そういう計算はしなくて相続税評価額というのはあくまで相続税を計算するためだけの価格ですので売買の利益計算では使いません。
相続発生後に1億円でその賃貸用不動産が売却できた場合には、相続した人は取得価額も引き継ぎますので1億円の取得価額(買ってきた時の価額)を引き継げます。
建物の減価償却費などを考慮しても資産家のかたであれば譲渡所得税<<<相続税の減った分となり、選択肢に入ってくるわけです。
ここに銀行からの提案で融資を受けるともっと相続財産が圧縮されますので効果が強くなることから、信託銀行など金融機関ではこの提案を相続税が多額にかかりそうな資産家のかたに提案することがありました。
単純に相続開始時点で不動産だっただけで価値が変わるということに問題がなかったかと言えば、やはり税務調査等で指摘されることが増えて来て、実際去年には最高裁でこういった対策について注文が付いた形です。
相続税対策が主目的の不動産購入についてはかなり注意が必要な状況になっています。
マンションについては市場価格と相続税評価のかい離が大きい物件について、相続税評価の仕方について来年以降改正が入る可能性が高いです。
お墓や仏具など
相続のあとに購入したお墓の金額は債務控除できません。いわゆる本葬までの葬儀費用については債務控除の対象です。
どちらにしても購入することが決定しているのであれば事前に支払いを済ませておくとどうでしょうか。
お墓そのものは非課税財産なので亡くなった時点で所有していて相続財産になったとしても相続税がかかりません。
つまり、現預金に余裕があって仮に500万円でお墓一式を購入した場合には、相続財産は500万円減少し、相続税のかかる財産は増えません。
注意点としては未払いの部分があってもその金額は債務控除にならないという点です。
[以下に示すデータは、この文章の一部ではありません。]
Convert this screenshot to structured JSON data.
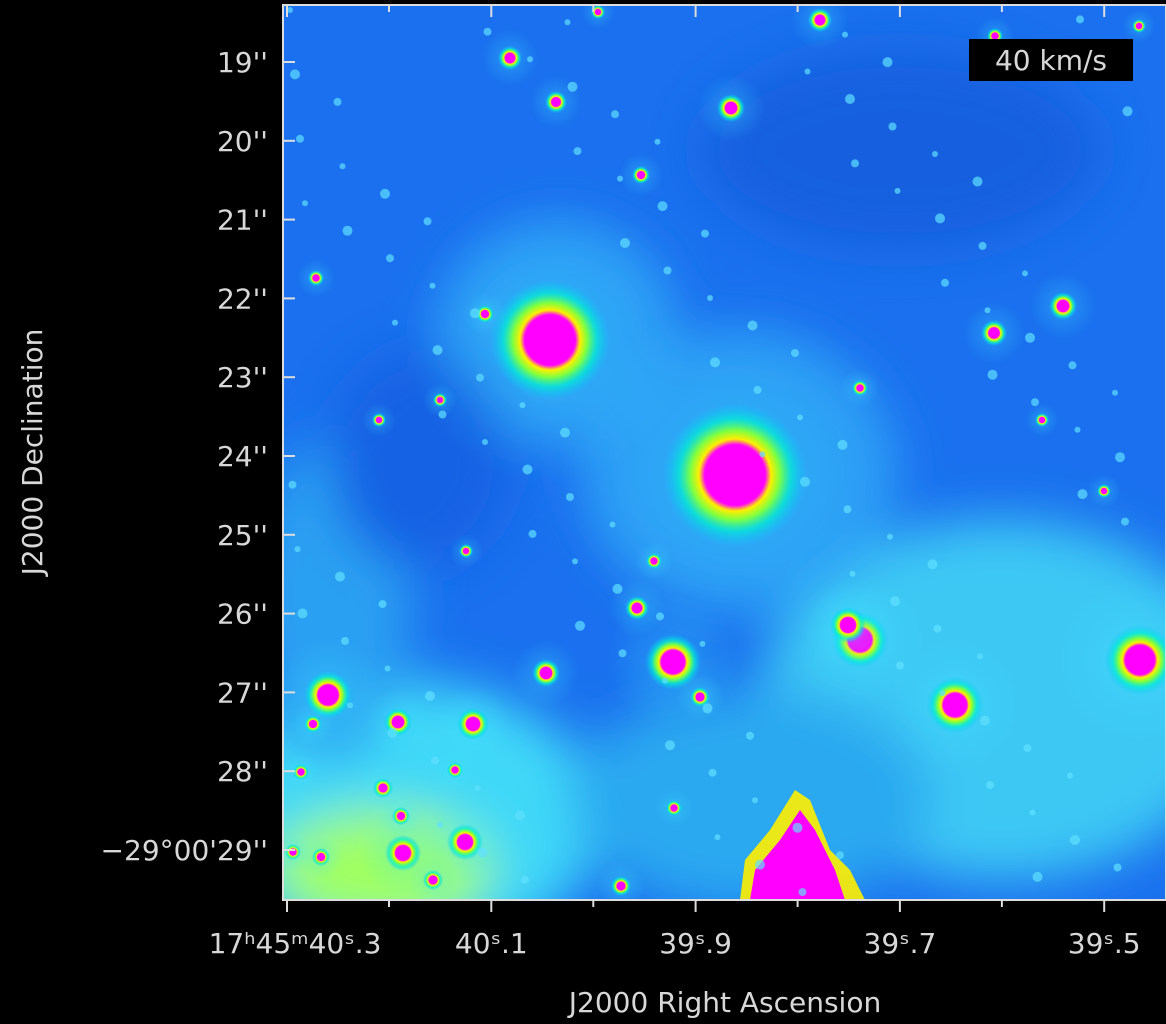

ローン残債なども控除できませんので注意が必要です。
また仏具としてよりも投資対象になってしまっているような場合は相続財産に該当するものが出てくる点です。
というのも最近はあまり見聞きしませんが一時、純金製のおりんや仏像などが対策として人気がありました。
純金製となると高額で買い取りがされることにより換金性が高いと言えます。
仏具としての使用というより、仏具の形をした金地金と判断されると相続財産になる、という理屈です。
なので投資対象になるような高額な仏具などは要注意です。
まとめ
不動産やお墓・仏具の購入で相続税対策をしようという方向けに注意点をお伝えしました。
不動産は特にいまから網がかかりそうな形になっていますので提案されても踏みとどまれるような情報収集をしておいたほうがよいでしょう。結局割を食うのは相続人のかたになってしまいますので。